Since a few weeks, there have been an incredible amounts of KDE developers speaking about how their scripting language was the best in the world and that it should be considered as the VBA or AppleScript of the Open Source world (or at least of KDE) ! But, in fact, we all know that even if ruby is superior to anything else, a lot of people will refuse to acknowledge it and will want to use python, lua, javascript, perl… And, anyway, isn’t the open source world about choices ? So, why not support all of them ?

Because writing bindings is a lot of work, and writing one for several scripting languages is boring, and you will have an hard time to have a consistent API, and you will end up with several bindings which aren’t well supported. You can use automatic tools like swig to create the bindings for you, but you will export a bloated API while what you want is a simple and neat but powerful API. That was to answer those problems, that Sebastian Sauer wrote Kross for Kexi. And that’s why I started to use kross for scripting in Krita. Currently it only has support for python and ruby, but in the future we will add at least JavaScript, and adding in other scripting language is pretty easy.
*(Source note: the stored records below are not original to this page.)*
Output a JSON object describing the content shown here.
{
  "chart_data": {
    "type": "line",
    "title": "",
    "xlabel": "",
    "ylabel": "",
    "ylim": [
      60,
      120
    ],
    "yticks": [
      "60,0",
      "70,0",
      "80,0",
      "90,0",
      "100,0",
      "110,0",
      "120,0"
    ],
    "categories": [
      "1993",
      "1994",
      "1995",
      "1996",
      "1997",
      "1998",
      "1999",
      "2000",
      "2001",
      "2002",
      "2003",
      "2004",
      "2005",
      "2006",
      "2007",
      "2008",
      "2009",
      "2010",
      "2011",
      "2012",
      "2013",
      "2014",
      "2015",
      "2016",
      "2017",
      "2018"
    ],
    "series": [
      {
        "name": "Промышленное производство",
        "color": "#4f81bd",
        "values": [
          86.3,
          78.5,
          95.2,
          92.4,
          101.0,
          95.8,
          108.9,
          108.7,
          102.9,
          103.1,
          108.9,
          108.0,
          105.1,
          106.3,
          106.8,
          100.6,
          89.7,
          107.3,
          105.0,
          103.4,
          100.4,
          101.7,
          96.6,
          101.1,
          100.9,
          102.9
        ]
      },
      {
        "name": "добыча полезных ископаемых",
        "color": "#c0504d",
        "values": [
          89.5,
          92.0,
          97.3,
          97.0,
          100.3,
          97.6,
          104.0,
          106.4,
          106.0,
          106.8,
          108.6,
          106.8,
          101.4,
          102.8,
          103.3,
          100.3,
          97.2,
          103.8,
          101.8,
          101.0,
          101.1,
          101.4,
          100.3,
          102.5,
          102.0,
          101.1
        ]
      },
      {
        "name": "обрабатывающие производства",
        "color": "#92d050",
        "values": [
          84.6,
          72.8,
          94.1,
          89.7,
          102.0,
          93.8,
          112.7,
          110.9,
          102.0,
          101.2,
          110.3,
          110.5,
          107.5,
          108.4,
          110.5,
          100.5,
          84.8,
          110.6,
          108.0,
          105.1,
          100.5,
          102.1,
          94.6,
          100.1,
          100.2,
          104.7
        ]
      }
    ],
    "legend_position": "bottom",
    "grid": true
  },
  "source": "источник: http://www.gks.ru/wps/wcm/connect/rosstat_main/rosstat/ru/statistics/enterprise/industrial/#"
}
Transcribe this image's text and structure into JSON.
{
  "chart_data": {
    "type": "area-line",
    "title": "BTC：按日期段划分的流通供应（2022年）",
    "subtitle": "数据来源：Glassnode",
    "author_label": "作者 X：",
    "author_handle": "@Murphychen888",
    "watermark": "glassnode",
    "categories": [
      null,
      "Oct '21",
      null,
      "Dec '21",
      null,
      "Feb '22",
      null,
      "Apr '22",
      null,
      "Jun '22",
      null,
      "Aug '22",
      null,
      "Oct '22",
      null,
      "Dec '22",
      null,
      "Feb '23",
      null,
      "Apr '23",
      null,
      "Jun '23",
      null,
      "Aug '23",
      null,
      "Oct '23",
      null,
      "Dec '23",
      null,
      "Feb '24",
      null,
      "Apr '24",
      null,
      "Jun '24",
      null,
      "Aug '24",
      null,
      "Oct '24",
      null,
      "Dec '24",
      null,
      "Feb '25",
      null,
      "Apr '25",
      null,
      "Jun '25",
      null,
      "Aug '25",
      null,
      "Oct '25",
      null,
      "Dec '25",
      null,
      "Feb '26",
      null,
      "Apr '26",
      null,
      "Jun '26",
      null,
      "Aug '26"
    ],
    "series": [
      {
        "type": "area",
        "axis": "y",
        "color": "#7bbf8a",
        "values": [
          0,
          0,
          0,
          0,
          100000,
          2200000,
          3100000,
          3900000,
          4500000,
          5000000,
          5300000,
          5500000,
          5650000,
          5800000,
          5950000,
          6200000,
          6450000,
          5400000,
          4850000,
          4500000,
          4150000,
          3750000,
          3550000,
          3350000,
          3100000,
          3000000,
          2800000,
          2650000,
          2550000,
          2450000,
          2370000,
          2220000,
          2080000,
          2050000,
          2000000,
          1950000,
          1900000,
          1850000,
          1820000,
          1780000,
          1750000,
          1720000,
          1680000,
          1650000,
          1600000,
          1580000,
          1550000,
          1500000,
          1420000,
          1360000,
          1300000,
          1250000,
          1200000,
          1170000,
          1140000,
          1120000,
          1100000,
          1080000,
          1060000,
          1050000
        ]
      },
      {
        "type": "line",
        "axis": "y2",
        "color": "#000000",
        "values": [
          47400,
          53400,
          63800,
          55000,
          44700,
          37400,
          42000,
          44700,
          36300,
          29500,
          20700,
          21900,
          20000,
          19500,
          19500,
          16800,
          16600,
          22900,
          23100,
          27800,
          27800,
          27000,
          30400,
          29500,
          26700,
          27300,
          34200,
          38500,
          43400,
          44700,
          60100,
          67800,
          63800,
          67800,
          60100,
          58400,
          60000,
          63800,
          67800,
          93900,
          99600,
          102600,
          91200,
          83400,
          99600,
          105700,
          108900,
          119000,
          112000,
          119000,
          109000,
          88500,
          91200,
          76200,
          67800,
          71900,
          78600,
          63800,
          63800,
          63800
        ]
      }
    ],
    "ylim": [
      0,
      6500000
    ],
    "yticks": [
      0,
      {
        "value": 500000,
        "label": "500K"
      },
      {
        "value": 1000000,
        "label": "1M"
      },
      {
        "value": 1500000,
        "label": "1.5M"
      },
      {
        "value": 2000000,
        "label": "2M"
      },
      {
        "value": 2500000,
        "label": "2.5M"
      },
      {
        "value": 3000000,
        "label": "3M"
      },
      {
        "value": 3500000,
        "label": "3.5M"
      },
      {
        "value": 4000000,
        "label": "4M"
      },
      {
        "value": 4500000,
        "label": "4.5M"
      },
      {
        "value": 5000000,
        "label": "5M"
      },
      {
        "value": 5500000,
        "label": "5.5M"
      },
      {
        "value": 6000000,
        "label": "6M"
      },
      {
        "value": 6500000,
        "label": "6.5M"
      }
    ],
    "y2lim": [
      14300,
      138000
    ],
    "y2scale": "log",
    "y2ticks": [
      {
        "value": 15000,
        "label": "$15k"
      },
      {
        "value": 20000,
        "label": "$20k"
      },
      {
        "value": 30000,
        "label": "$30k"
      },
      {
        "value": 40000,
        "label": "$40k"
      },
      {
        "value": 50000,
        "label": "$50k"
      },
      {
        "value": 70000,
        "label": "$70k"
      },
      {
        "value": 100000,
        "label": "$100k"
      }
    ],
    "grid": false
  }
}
Sebastian Sauer has setup a website with useful information about kross, some screenshots with kross in Kexi and Krita and especially with a tutorial, and as you can see, adding kross support to a kpart application is non intrusive and require a small quantity of code, as it works as a plugin, and then you need to write the binding.

Kross is currently shipped inside kofficelib, so if you have it installed you only need to install the development package, on the other hand, if you don’t have kofficelib and don’t want to install it, here you can find a tarball with the source code of the library.